I won't go too into the details of my own disastrous brain but does anyone else here feel like their sexuality/ gender identity kinda influences your mental illness(s)? For example, I have a very black and white thinking process and sometimes I feel like anyone who doesn't share my exact experiences with sexuality must hate people like me/ can never understand me (I know logically and through therapy that this is not correct but bear with me). Like, I sometimes get very irrationally angry and closed off from straight friends because my mind tells me they must hate me. I also experience intense paranoia that sometimes others are talking about me on the bus/ in class/ whatever and I specifically sometimes feel like they are making fun of me/ are disgusted by me because they can tell that I'm not straight (again, I know that this is paranoia and it's not real). Does anyone experience anything like this?
I feel as if I have more mental problems than my straight peers yes - but my anxiety is especially health related. Every little pain I just assume I'm disastrously ill.
Yes. I'm LGBT, so I was called "weird", at high school. Almost every time I hear/read the word "weird" I think someone is referring to me. If I'm manic, I think people are more supportive and/or open-minded than they really are. I have mixed feelings about it, because that crazy confidence works to some degree.

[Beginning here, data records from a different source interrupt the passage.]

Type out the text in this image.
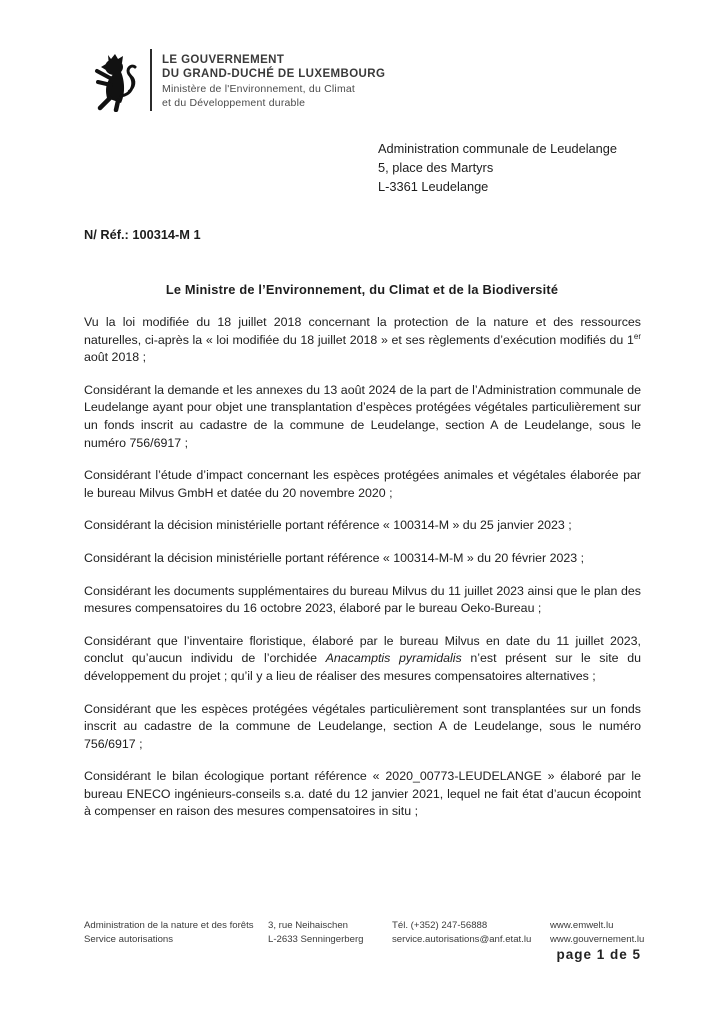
LE GOUVERNEMENT
DU GRAND-DUCHÉ DE LUXEMBOURG
Ministère de l'Environnement, du Climat
et du Développement durable
Administration communale de Leudelange
5, place des Martyrs
L-3361 Leudelange
N/ Réf.: 100314-M 1
Le Ministre de l’Environnement, du Climat et de la Biodiversité

Vu la loi modifiée du 18 juillet 2018 concernant la protection de la nature et des ressources naturelles, ci-après la « loi modifiée du 18 juillet 2018 » et ses règlements d’exécution modifiés du 1er août 2018 ;

Considérant la demande et les annexes du 13 août 2024 de la part de l’Administration communale de Leudelange ayant pour objet une transplantation d’espèces protégées végétales particulièrement sur un fonds inscrit au cadastre de la commune de Leudelange, section A de Leudelange, sous le numéro 756/6917 ;

Considérant l’étude d’impact concernant les espèces protégées animales et végétales élaborée par le bureau Milvus GmbH et datée du 20 novembre 2020 ;

Considérant la décision ministérielle portant référence « 100314-M » du 25 janvier 2023 ;

Considérant la décision ministérielle portant référence « 100314-M-M » du 20 février 2023 ;

Considérant les documents supplémentaires du bureau Milvus du 11 juillet 2023 ainsi que le plan des mesures compensatoires du 16 octobre 2023, élaboré par le bureau Oeko-Bureau ;

Considérant que l’inventaire floristique, élaboré par le bureau Milvus en date du 11 juillet 2023, conclut qu’aucun individu de l’orchidée Anacamptis pyramidalis n’est présent sur le site du développement du projet ; qu’il y a lieu de réaliser des mesures compensatoires alternatives ;

Considérant que les espèces protégées végétales particulièrement sont transplantées sur un fonds inscrit au cadastre de la commune de Leudelange, section A de Leudelange, sous le numéro 756/6917 ;

Considérant le bilan écologique portant référence « 2020_00773-LEUDELANGE » élaboré par le bureau ENECO ingénieurs-conseils s.a. daté du 12 janvier 2021, lequel ne fait état d’aucun écopoint à compenser en raison des mesures compensatoires in situ ;

Administration de la nature et des forêts
Service autorisations
3, rue Neihaischen
L-2633 Senningerberg
Tél. (+352) 247-56888
service.autorisations@anf.etat.lu
www.emwelt.lu
www.gouvernement.lu
page 1 de 5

I do somewhat feel as if my gender influences my mental health. My main worry is that I go to a school with a boy/girl uniform and I have to wear the "girl" one, so everyone perceives me as a lesbian, I guess that just bothers me because they see me as something I don't identify as?? This often makes my anxiety and ocd worse ye
I have dealt with anxiety for essentially my whole life & depression/self harm for the last year, both of which are things that are definitely fueled by my sexual orientation. So much worry/guilt keeping me up at night. I also dealt with anorexia over the last year & I'm coming to realize more and more how much I was using it to avoid facing my sexuality. I think I didn't want to come to terms with the fact that I really had started to develop feelings for a good friend of mine. There was too much pressure from the world around me to start dating boys and I just didn't want to. Obsessing endlessly about diet/exercise can distract from that. After a while my brain became too malnourished to feel any romantic interest (apparently your body isn't interested in making babies if you're starving) and that became another form of self-medication. I'm working through all of those things now, but it is really hard to see how many of these things have been fueled by my feelings for girls
I have depression and anxiety. But I've never felt that it connects to my gender identity or my sexual orientation. In fact, I think that this part of me is the only part about me that was easy to accept (this might not make much sense, but my depression steams from my eating disorder and hating myself). I hope that makes a little bit of sense.
I have generalized anxiety disorder and anorexia nervosa (diagnosed). One of my doctors also thinks I have OCD but that's not official. I feel my gender heavily influences the second one at the least. I can't look in the mirror with feeling disgusted so I immediately tried to control and change the only factor I could. My weight.
This part I can definitely related to, not so much them knowing I'm not straight though. I think that's just my social anxiety coming out. As for my orientation affected my mental illness. It hasn't caused it or anything, but since I started questioning my sexuality, my depression has picked up noticeably. I think the stress of trying to figure myself out really messed me up.